Чтобы переменить тему, она жизнерадостно сказала:
— Представляете, мне в последнее время звонит неизвестно кто.
— Гадости говорит? — спросила Марианна.
— Нет, — сказала Леся. — Я не знаю, кто это, но он просто ждет, пока я отвечу, а потом вешает трубку.
— Может, номером ошиблись, — сказала Марианна, и ее интерес увял.
— Откуда ты знаешь, что это он, а не она? — спросила Триш.
— Прошу прощения, — сказала Элизабет. Она встала, постояла секунду, повернулась и пошла к двери твердой походкой лунатика.
— Кошмар, — сказала Триш. — Ей, должно быть, ужасно тяжело.
— Я что-то не то сказала? — спросила Леся. Она ничего такого не хотела.
— Ты что, не знаешь? — сказала Марианна. — Он ей звонил вот так. В последний месяц — каждую ночь. После того как отсюда уволился. Она рассказала Филипу Берроузу незадолго до того, как это случилось. Можно подумать, она знала, что это добром не кончится.
Леся покраснела и прижала руку к щеке. Вечно она не в курсе дела.

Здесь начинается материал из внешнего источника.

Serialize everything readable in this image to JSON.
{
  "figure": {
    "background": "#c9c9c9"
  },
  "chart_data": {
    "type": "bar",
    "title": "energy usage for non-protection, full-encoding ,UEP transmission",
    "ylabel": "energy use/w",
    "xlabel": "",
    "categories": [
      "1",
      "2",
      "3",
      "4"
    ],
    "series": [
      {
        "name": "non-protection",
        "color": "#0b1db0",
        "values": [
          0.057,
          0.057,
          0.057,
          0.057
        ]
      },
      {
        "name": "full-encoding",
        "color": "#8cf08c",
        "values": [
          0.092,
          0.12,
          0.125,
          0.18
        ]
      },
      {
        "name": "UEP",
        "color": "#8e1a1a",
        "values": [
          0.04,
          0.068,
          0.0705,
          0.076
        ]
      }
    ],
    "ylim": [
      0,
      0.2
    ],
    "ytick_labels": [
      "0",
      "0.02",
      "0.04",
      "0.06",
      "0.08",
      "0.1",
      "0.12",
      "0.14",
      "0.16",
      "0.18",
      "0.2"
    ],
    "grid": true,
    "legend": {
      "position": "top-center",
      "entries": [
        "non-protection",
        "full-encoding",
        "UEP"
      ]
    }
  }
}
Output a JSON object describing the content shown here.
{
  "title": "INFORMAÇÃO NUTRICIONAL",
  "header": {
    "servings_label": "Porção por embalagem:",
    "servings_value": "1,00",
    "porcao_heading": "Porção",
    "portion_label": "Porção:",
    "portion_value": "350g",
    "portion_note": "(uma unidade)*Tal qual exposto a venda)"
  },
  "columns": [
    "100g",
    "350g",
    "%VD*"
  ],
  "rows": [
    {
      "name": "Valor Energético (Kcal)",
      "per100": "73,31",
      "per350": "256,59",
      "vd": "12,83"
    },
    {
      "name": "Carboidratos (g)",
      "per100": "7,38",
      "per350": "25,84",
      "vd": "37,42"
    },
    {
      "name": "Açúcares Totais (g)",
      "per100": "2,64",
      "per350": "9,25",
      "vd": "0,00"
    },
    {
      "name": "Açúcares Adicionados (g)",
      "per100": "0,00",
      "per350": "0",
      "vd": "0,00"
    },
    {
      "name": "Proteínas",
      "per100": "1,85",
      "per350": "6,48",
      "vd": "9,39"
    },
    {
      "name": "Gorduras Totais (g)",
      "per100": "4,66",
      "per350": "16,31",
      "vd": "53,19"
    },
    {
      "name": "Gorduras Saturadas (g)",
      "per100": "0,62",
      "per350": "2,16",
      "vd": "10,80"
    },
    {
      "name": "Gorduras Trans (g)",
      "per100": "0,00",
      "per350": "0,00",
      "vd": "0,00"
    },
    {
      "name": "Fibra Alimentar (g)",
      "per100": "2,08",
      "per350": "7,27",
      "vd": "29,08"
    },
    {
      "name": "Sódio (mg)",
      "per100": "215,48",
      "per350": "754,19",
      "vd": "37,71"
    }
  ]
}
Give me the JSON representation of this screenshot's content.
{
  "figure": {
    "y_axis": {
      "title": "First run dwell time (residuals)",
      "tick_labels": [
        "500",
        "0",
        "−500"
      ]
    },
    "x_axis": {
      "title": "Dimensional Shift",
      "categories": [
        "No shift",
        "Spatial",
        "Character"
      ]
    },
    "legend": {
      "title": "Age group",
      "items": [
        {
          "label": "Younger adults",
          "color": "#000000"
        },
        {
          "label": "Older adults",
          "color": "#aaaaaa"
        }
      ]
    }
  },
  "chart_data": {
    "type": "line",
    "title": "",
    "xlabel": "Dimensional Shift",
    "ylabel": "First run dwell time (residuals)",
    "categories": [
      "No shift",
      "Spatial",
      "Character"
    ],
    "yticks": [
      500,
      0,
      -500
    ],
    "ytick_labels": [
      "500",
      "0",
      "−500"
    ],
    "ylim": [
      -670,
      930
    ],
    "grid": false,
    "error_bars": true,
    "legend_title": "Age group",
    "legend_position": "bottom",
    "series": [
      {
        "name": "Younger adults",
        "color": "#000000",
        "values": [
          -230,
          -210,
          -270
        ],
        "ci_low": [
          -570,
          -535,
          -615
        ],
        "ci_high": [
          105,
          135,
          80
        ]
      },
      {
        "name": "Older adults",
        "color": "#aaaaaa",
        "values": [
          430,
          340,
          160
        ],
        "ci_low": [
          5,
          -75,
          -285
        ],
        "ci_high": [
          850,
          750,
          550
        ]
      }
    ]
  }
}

А Элизабет теперь подумает, что Леся это сделала нарочно, и невзлюбит ее. Леся не может понять, как случилось, что до нее не дошла эта сплетня. Наверняка рассказывали прямо тут, за этим столом, а Леся пропустила все мимо ушей.
Леся возвращается в гостиную, садится в кресло рядом с лужицей кофе и закуривает сигарету. Она курит не затягиваясь. Вместо этого она держит правую руку у рта, зажав сигарету между указательным и средним пальцами, большим пальцем касаясь челюсти. Так она может беспрепятственно разговаривать и смеяться, моргая от дыма, который лезет в глаза. Глаза у нее красивые. Она понимает, почему в ближневосточных странах носят вуали и покрывала. Стыдливость тут ни при чем. Когда дома никого больше нет, Леся иногда подносит к лицу наволочку в цветочек, закрывая нижнюю половину лица, от переносицы. Нос у нее чуть-чуть длинноват, чуть-чуть слишком горбат для этой страны. Ее глаза, темные, почти черные, загадочно смотрят на нее из зеркала в ванной, поверх синих и фиолетовых цветов.